Writes are vastly outnumbered by reads, that's all I know for now. I am 
trying to build a framework so, the real ratio is dependent on the 
application and kind of unpredictable.

>
>
> Also the fastest way to do something is to not do it all. 
> Can you replace integers with pointers? Even if you send them across 
> network, you can verify that the received pointer is valid before 
> using it, e.g: 
>
> #define MAX_OBJECT_IN_FLIGHT (1<<20) 
>
> object_t objects[MAX_OBJECT_IN_FLIGHT]; 
>
> bool verify_pointer(object_t *o) { 
>   if(o < objects || o >= objects + MAX_OBJECT_IN_FLIGHT) 
>     return false; 
>   if(((uintptr)o - (uintptr)objects) % sizeof(object_t)) 
>     return false; 
>   // OK, this is a valid pointer into objects. 
>   // A client can spoof it, but he can spoof the integer as well. 
>   return true; 
>
 

> } 
>
> --

Hmm, I am not sure what you mean. Are you saying that since my int is an id 
of an object I might as well deal with the pointers to that object instead 
of having extraneous look ups by ids? For more context I am trying to 
design an actor system like Erlang. IDs instead of pointers help because 
there are extraneous requirements like persisting actor state and ids 
across runs of the applications. The hash map helps with scheduling actors 
to threads. There are num core - 1 dispatcher threads actually running the 
actor logic. These are the reader threads that I talked about. They are 
connected by a mesh of SPSC queues/ring-buffers. Each dispatcher thread 
(which is running actor logic) needs to check where an actor (id) is 
scheduled so that it can enqueue a msg on the right queue. There is a 
single writer thread which actually does the scheduling of actors to 
dispatcher threads. This is the writer thread that writes to the hash map. 
 Having pointers won't save me from doing the look ups since I cannot use 
the pointer to actually execute a function. I need to know where an 
object/actor is scheduled to run.
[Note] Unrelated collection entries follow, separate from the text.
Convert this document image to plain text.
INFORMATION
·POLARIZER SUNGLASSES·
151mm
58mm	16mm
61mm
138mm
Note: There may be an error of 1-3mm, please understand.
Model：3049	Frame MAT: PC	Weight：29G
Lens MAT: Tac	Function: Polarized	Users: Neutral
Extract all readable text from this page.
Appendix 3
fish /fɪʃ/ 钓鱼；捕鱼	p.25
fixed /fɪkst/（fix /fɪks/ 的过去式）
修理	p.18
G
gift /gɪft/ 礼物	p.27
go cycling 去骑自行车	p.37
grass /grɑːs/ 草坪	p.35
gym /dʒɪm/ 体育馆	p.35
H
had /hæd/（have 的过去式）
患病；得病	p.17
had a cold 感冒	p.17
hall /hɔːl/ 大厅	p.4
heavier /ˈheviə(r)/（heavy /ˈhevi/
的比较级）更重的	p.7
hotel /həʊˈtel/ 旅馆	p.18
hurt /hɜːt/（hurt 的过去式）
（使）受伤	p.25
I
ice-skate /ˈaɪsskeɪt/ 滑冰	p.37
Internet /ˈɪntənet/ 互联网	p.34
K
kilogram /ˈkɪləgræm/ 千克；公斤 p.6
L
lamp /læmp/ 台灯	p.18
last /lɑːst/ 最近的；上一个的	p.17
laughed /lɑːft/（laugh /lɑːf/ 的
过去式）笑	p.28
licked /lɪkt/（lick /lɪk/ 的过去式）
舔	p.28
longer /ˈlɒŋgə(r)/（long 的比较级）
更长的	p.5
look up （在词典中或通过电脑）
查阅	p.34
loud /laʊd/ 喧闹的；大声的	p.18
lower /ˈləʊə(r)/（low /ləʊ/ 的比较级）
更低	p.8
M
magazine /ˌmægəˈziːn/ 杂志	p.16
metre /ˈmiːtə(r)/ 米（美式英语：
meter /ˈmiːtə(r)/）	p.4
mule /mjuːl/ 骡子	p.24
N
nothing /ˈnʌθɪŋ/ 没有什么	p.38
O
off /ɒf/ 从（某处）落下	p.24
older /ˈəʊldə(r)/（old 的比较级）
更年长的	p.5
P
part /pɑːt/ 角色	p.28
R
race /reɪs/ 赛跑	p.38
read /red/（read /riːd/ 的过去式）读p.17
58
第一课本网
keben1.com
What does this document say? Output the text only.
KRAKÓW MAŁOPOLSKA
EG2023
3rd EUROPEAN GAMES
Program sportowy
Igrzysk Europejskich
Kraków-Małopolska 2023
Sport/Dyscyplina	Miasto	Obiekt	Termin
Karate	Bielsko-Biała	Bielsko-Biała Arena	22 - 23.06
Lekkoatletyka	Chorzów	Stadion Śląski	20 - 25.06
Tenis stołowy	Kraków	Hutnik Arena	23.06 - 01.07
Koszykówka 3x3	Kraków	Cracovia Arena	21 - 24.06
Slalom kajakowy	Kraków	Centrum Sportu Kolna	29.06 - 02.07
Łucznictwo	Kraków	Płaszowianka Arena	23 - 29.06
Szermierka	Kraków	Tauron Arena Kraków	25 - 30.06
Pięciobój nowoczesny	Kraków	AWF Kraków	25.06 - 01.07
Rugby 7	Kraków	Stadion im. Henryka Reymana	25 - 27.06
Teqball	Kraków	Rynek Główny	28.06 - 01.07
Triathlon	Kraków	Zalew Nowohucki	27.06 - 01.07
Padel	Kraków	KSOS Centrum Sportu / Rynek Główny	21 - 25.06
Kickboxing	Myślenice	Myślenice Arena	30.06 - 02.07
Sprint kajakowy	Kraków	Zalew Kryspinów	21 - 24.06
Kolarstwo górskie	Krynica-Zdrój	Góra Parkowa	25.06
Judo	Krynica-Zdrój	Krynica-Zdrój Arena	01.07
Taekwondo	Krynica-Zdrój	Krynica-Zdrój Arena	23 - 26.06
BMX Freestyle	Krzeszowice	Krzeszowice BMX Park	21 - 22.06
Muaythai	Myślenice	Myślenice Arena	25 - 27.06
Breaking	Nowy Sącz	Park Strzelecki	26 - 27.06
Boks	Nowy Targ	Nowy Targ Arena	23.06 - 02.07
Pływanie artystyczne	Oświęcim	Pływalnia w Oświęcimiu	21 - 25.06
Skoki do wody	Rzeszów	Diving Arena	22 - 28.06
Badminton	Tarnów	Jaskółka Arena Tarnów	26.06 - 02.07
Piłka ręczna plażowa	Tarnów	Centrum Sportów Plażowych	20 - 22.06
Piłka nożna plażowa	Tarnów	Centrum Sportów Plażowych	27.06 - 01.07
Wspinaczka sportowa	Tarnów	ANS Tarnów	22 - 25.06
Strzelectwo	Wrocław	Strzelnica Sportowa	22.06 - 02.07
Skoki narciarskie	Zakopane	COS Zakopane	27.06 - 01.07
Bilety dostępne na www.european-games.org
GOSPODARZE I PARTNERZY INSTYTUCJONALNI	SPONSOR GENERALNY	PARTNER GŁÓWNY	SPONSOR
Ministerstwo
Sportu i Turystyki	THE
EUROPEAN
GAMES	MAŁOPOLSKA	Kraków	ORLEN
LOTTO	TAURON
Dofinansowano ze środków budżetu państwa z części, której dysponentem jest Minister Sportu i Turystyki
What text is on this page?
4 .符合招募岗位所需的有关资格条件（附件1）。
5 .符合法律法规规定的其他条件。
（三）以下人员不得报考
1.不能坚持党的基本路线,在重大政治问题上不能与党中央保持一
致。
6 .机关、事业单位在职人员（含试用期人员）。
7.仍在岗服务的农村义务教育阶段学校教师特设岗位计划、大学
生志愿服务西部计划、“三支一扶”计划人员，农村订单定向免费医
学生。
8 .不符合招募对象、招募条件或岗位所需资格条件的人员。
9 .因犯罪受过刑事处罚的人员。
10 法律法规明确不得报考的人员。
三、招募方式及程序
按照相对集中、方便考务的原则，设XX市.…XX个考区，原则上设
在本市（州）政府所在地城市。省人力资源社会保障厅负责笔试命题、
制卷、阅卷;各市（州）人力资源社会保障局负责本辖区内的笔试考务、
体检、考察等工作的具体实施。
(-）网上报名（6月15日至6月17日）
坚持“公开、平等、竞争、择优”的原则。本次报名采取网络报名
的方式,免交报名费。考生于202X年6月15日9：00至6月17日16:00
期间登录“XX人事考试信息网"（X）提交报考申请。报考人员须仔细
The operations I need in context are:

1) Append(actorId, dispatcher-id). This is called by the single writer 
thread, when a new actor is created and hence the monotonically increasing 
appends.
2) Set(actorId, dispatcher-id). The single scheduler thread observes 
patterns like certain actor pairs communicating a lot, or dispatchers 
becoming imbalanced (queue length, queue drain rate etc). Based on these 
metrics it can choose to move an actor(s) from one dispatcher to another. 
There are other steps involved here that I am omitting.
3) Delete(actorId). An actor has just died hence it's deleted from the 
central directory.

On your suggestion of specialization, something I thought of is that since 
I already have communication channels between the writer thread and the 
reader threads (ring-buffers that they poll on), I could use it as an 
opportunity to do updates such as resize/compaction etc. I am using a 
closed  addressing hash map implemented by 2^n buckets of key value arrays. 
Since ids are monotonically increasing, an append will never displace 
another value. The only time value of an existing cell changes is:
i) There is a compaction (too many deletions).
ii) A rebalance event occurs, resulting in Set(actorId, dispatcher-id) 
calls. 
iii) An append call will cause a bucket to run out of space or cause the 
load-factor of the table to be too high. This will cause wholesale 
restructuring of the hash-map - allocation and free of one or more buckets 
or increasing the number of buckets etc.

If I size my map appropriately (massively oversize) then compaction and 
append running out of space events should be rare enough. Rebalance in 
general should be rare enough and stablize with time. Rebalance also 
requires other coordination in any case - dispatcher threads need to stop 
processing messages of the transitioning actors etc. So what I could do is 
any time the writer thread requires to change the structure of the hash-map 
I could wait for a safe point by signalling a map-about-to-change event to 
all the other threads and waiting for them to acknowledge. Once they 
acknowledge (it means they are just busy waiting for end-of- map-change 
event) I could make as many changes as I want to the internal structure of 
the map and then signal end-of-map-change. The reader threads will now be 
caught up with all the changes and can proceed. The nice thing is all get 
calls can proceed without any locks. Append calls are always making changes 
to previously unaccessed cells so a normal load of the cell should be fine 
for get calls. All of this is based on the hypothesis that resize, 
compaction and set calls will be infrequent. 
 

>
>
> Then if you can limit the difference between the newest and the oldest 
> object, then you can use a ring buffer with direct indexing. If a 
> reader asks for a very old object (older than the threshold), then, 
> sorry, no luck. 
>
> -- 
>
> If you can not afford to reject requests for very old ids, but you 
> expect them to not happen in common case, then you can have fast path 
> for recent ids and slow path for older ids. E.g.: 
>
> // We do not expect to receive requests for ids older than this 
> #define N (1<<20) 
>
> struct table_element { 
>   int key; 
>   int val; 
>   table_element_slow* slow; 
> }; 
>
> table_element table[N]; 
>
> int find(int key) { 
>   int idx = key % N; 
>   table_element* e = &table[idx]; 
>   if(e->key == key) 
>     return val; 
>   // consult e->slow 
>   // this can be slow, but we do not expect this to happen in common case 
> } 
>
> This needs special care wrt atomic accesses to key/val, and also some 
> protection for slow, and other details. But I hope the idea is clear. 
>
I think so.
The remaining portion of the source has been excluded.